In un'intervista esclusiva per SoloVela, Vittorio ha raccontato tutte le sue emozioni a pochi giorni dalla partenza, prevista tra non meno di una settimana, in concomitanza di condizioni meteo ottimali.

Ciao Vittorio, la rotta Dakar-Guadalupa è una novità per velisti in solitario. Come mai hai scelto questo percorso?
E' una rotta classica da affrontare in doppio. Questa avventura mi servirà come ricognizione per un futuro tentativo in equipaggio a due, che potrei affrontare in autunno, se riuscirò a rinnovare i contratti e avrò voglia di ripetere un'esperienza simile.

In questi anni cosa ti ha insegnato l'Atlantico? Quali le insidie e i segreti?
Avrò compiuto cinquanta traversate atlantiche nella mia vita, ma su “Royal Oak” cambierà tutto, perchè non ho esperienza nella conduzione di una barca del genere. L'Oceano Atlantico negli ultimi anni è molto cambiato dal punto di vista meteorologico. La mia impresa si svolge a latitudini molto miti e ci sono meno tempeste che a nord. La più grande difficoltà è la strategia da adottare, in quanto l'aliseo è ultimamente molto irregolare e non è facile trovare una finestra meteo in cui gli anticicloni delle Azzorre e del continente americano siano ben formati, per garantire venti regolari durante tutta la traversata.

Puoi raccontarci qualcosa della vita a bordo di un solitario?
“Royal Oak” è un catamarano non abitabile e per questo cambieranno molte cose rispetto alle mie esperienze precedenti. Ciò che posso paragonare al passato sono le ore di riposo, che non superano mai le quattro giornaliere. Posso farle tutte d'un fiato, oppure spezzarle. Quando c'è la bonaccia però dormo male, al pensiero della barca che non avanza.

Come ci si prepara a una traversata in solitario?
Io sono nato preparato. Questa non è una spacconata ma una realtà. Ho volontà e fisico che si sono dimostrati adatti e grandi insegnanti che mi hanno permesso di sviluppare queste qualità al meglio (il padre era progettista di barche, lo zio un navigatore solitario, ndr). In Italia manca una vera scuola di velisti oceanici, perchè molti skipper conoscono bene la vela, ma si perdono davanti alla meteo, alla conoscenza del mare al largo e a come si devono costruire le barche. La preparazione fisica, invece, consiste solo nel navigare il più possibile.
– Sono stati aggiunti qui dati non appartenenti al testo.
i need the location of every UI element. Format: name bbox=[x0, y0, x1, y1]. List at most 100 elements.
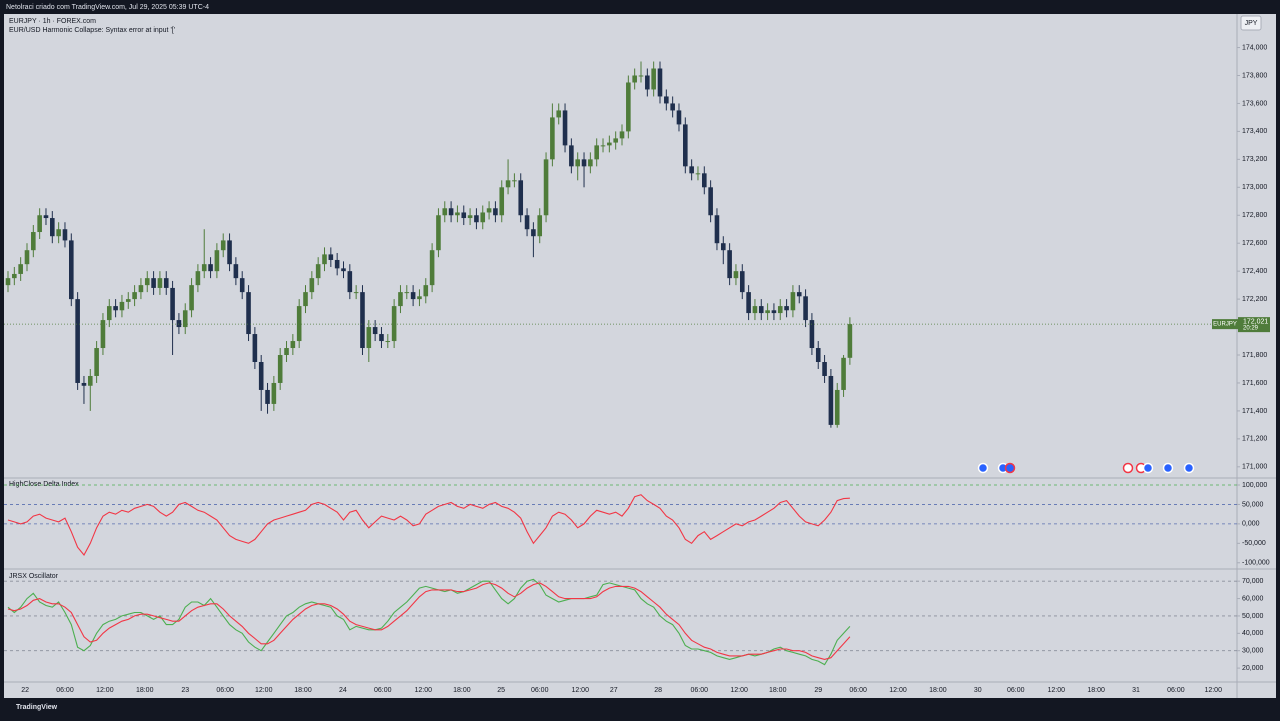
currency-label[interactable]: JPY bbox=[1245, 20, 1258, 27]
x-tick-label: 18:00 bbox=[769, 687, 787, 694]
y-tick-label: 172,600 bbox=[1242, 240, 1267, 247]
event-icon[interactable] bbox=[977, 462, 989, 474]
candle-body bbox=[347, 271, 353, 293]
candle-body bbox=[366, 327, 372, 349]
candle-body bbox=[448, 208, 454, 216]
chart-subtitle: EUR/USD Harmonic Collapse: Syntax error … bbox=[9, 27, 175, 34]
candles bbox=[5, 61, 853, 428]
series-line bbox=[7, 582, 851, 660]
candle-body bbox=[201, 264, 207, 272]
candle-body bbox=[81, 382, 87, 386]
x-tick-label: 27 bbox=[610, 687, 618, 694]
candle-body bbox=[803, 296, 808, 321]
candle-body bbox=[398, 292, 403, 307]
x-tick-label: 25 bbox=[497, 687, 505, 694]
candle-body bbox=[290, 341, 296, 349]
x-tick-label: 12:00 bbox=[96, 687, 114, 694]
candle-body bbox=[113, 306, 118, 311]
candle-body bbox=[670, 103, 675, 111]
candle-body bbox=[100, 320, 106, 349]
y-tick-label: 173,400 bbox=[1242, 128, 1267, 135]
candle-body bbox=[31, 232, 36, 251]
candle-body bbox=[24, 250, 30, 265]
x-tick-label: 12:00 bbox=[1204, 687, 1222, 694]
candle-body bbox=[695, 173, 701, 175]
candle-body bbox=[296, 306, 302, 342]
candle-body bbox=[594, 145, 599, 160]
event-icons bbox=[977, 462, 1195, 474]
y-tick-label: 172,400 bbox=[1242, 268, 1267, 275]
x-tick-label: 30 bbox=[974, 687, 982, 694]
candle-body bbox=[676, 110, 682, 125]
candle-body bbox=[182, 310, 188, 328]
x-tick-label: 06:00 bbox=[216, 687, 234, 694]
candle-body bbox=[758, 306, 764, 314]
candle-body bbox=[220, 240, 226, 251]
candle-body bbox=[163, 278, 169, 288]
x-tick-label: 06:00 bbox=[849, 687, 867, 694]
candle-body bbox=[176, 320, 182, 328]
candle-body bbox=[75, 299, 80, 383]
x-tick-label: 28 bbox=[654, 687, 662, 694]
candle-body bbox=[208, 264, 213, 272]
y-tick-label: 173,000 bbox=[1242, 184, 1267, 191]
candle-body bbox=[265, 389, 270, 404]
currency-box[interactable] bbox=[1240, 15, 1262, 31]
candle-body bbox=[170, 287, 175, 321]
x-tick-label: 18:00 bbox=[136, 687, 154, 694]
candle-body bbox=[689, 166, 694, 174]
candle-body bbox=[385, 341, 391, 343]
footer-brand: TradingView bbox=[16, 704, 58, 711]
candle-body bbox=[391, 306, 397, 342]
last-price-tag bbox=[1238, 317, 1270, 333]
y-tick-label: 0,000 bbox=[1242, 521, 1260, 528]
candle-body bbox=[664, 96, 669, 104]
candle-body bbox=[556, 110, 562, 118]
candle-body bbox=[562, 110, 568, 146]
x-tick-label: 31 bbox=[1132, 687, 1140, 694]
candle-body bbox=[227, 240, 232, 265]
candle-body bbox=[657, 68, 663, 97]
candle-body bbox=[195, 271, 201, 286]
candle-body bbox=[353, 292, 359, 294]
candle-body bbox=[645, 75, 650, 90]
candle-body bbox=[328, 254, 334, 260]
candle-body bbox=[12, 273, 17, 279]
event-icon[interactable] bbox=[1122, 462, 1134, 474]
candle-body bbox=[37, 215, 42, 233]
candle-body bbox=[322, 254, 327, 265]
candle-body bbox=[233, 264, 239, 279]
y-tick-label: 70,000 bbox=[1242, 578, 1264, 585]
event-icon[interactable] bbox=[1142, 462, 1154, 474]
candle-body bbox=[5, 278, 11, 286]
candle-body bbox=[720, 243, 726, 251]
candle-body bbox=[18, 264, 23, 274]
candle-body bbox=[550, 117, 555, 160]
chart-background bbox=[4, 14, 1276, 698]
y-tick-label: 174,000 bbox=[1242, 44, 1267, 51]
event-icon[interactable] bbox=[1183, 462, 1195, 474]
candle-body bbox=[543, 159, 549, 216]
x-tick-label: 12:00 bbox=[571, 687, 589, 694]
y-tick-label: 60,000 bbox=[1242, 595, 1264, 602]
x-tick-label: 18:00 bbox=[294, 687, 312, 694]
y-tick-label: 173,600 bbox=[1242, 100, 1267, 107]
x-tick-label: 06:00 bbox=[56, 687, 74, 694]
y-tick-label: 171,200 bbox=[1242, 436, 1267, 443]
series-line bbox=[7, 578, 851, 666]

Hai progetti per il futuro al termine di questa traversata?
Ho puntato su “Royal Oak”, su questo record e su quello in doppio che spero seguirà. E' la prima volta che ho un budget quasi dimensionato all'operazione. In Italia si pensa che ci siano cose più importanti che far correre un uomo solo in mezzo al mare. E così si spende quindici volte di più per venti barche che navigano intorno alle boe per un paio d'ore, quando tutto è mandato all'aria da un litigio tra due miliardari. Datemi dieci milioni di euro in quattro anni per un sessanta piedi Open e vedrete cosa sarò in grado di fare.

Quali sono i velisti che apprezzi di più?
Sicuramente il mio amico Giovanni Soldini, con cui ho potuto condividere situazioni al limite. A terra ha parecchi difetti, ma quando è in mare è una iena, simpatico e intelligente. Il più grande di tutti è però Francis Joyon, il primo che mi ha fatto salire su un multiscafo. Poi c'è Ellen Mac Arthur, una ragazza fantastica e femminile, con un coraggio da leone e l'umiltà di imbattersi nelle “esperienze degli altri”, navigando in equipaggi di tanti skipper. Infine Yves Parlier, uno che come il sottoscritto ama aprire le piste prima degli altri, con nuovi tipi di barche e soluzioni tecniche.